We have an Engagement of External Auditors policy which covers the selection of firms to perform non-audit work. This policy excludes the auditors from providing certain services, such as internal audit services, litigation support, remuneration advice and legal advice services. All other non-audit work is assessed separately and is awarded to the firm considered best suited to perform the work. Any such work with a fee greater than 25 per cent of the annual audit fee must be approved by the Chairman of the Audit Committee before the external auditors may be appointed.

During the year the fee for the external audit of the Group and its subsidiaries, along with other services pursuant to legislation, was £387,000 (2014: £245,000). In addition to this, the external auditors provided services to the value of £90,000 (2014: £111,000) relating to tax advisory services and Group structuring advice work. In these areas the auditors were considered the most appropriate firm to perform the work.

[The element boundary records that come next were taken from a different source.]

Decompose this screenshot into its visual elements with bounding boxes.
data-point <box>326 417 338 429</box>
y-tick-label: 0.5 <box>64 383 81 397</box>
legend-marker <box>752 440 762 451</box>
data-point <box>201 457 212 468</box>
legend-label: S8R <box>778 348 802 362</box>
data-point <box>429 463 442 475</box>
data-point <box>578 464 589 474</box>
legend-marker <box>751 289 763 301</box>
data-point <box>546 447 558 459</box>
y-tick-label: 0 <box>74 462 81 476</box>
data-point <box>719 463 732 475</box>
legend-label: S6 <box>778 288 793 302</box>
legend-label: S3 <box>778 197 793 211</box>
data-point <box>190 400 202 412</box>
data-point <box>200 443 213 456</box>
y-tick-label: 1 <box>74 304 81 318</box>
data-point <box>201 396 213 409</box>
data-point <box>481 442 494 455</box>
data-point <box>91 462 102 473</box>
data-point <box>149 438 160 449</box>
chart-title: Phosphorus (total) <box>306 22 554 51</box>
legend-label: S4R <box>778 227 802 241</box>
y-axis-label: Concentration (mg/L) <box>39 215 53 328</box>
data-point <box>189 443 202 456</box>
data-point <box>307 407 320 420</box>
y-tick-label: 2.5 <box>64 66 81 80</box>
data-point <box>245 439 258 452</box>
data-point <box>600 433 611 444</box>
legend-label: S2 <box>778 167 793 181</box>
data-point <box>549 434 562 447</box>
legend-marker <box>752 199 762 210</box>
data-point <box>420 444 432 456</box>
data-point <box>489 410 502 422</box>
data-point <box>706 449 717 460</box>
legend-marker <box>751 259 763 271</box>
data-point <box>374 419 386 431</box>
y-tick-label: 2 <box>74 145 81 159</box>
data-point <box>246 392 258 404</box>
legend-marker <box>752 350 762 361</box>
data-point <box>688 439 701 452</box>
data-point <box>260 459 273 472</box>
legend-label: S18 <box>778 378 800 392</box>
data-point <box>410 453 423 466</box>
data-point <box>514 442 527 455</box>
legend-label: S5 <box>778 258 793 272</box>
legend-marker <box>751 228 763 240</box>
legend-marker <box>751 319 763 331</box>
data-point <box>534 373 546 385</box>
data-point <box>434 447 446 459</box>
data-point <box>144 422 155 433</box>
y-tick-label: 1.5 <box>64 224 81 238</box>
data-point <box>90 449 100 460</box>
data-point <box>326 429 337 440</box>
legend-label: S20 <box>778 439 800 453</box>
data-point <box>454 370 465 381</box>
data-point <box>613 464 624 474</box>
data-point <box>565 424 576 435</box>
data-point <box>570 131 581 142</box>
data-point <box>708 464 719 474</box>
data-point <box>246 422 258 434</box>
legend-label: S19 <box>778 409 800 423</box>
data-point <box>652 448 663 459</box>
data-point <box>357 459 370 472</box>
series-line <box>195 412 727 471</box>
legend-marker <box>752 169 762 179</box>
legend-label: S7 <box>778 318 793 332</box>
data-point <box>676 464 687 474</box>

Risk management and internal control

The Audit Committee reviews the Group’s internal controls and risk management systems through the work performed by the internal and external auditors and reports to the Board on the effectiveness of such systems. The internal control and risk management systems have been improved during the year through the implementation of an SAP system resulting in an increase in the amount of automation in place across our Finance systems. The Committee is satisfied that any audit issues raised by either the internal or external auditors are being adequately followed up and closed down on a timely basis.

Internal audit

In November 2014, we took the decision to outsource our internal audit work and, following a selection process, Deloitte were appointed as our internal auditors. The decision to outsource was taken to enable the internal audit work performed to cover a broader scope and to give us access to subject matter experts, which we did not have with an in-house team. Up to November 2014, our internal audit team consisted of two qualified accountants, both with a ‘Big Four’ background. The team performed financial, operational and compliance audits and assessed each potential audit area according to the risk associated with it and the level of assurance already in place. This then enabled audits to be appropriately prioritised and built into the audit plan as necessary.

Going forward a similar approach is being adopted by Deloitte, of prioritising audits in relation to the risk associated with the audit area, as well as by looking specifically for ‘what must go right’ rather than simply the risk of something going wrong. The audit plan is brought to each Audit Committee meeting, where it is discussed and approved.

The internal auditors report to the Audit Committee at each meeting on the adequacy and effectiveness of the financial, operational and compliance controls in place across the Group. The Audit Committee is responsible for monitoring and reviewing the effectiveness of the internal audit work and does this through reviewing the internal audit reports presented to the Committee and through the Chairman of the Audit Committee meeting separately with the internal auditors outside of the Committee.

The Committee also reviews the adequacy of management responses to the audit issues raised and monitors the closure of issues on a timely basis through a regular report from the internal auditors.

The internal and external audit teams work closely together to ensure that all key risk areas are covered and that the work performed by one team feeds into the work of the other.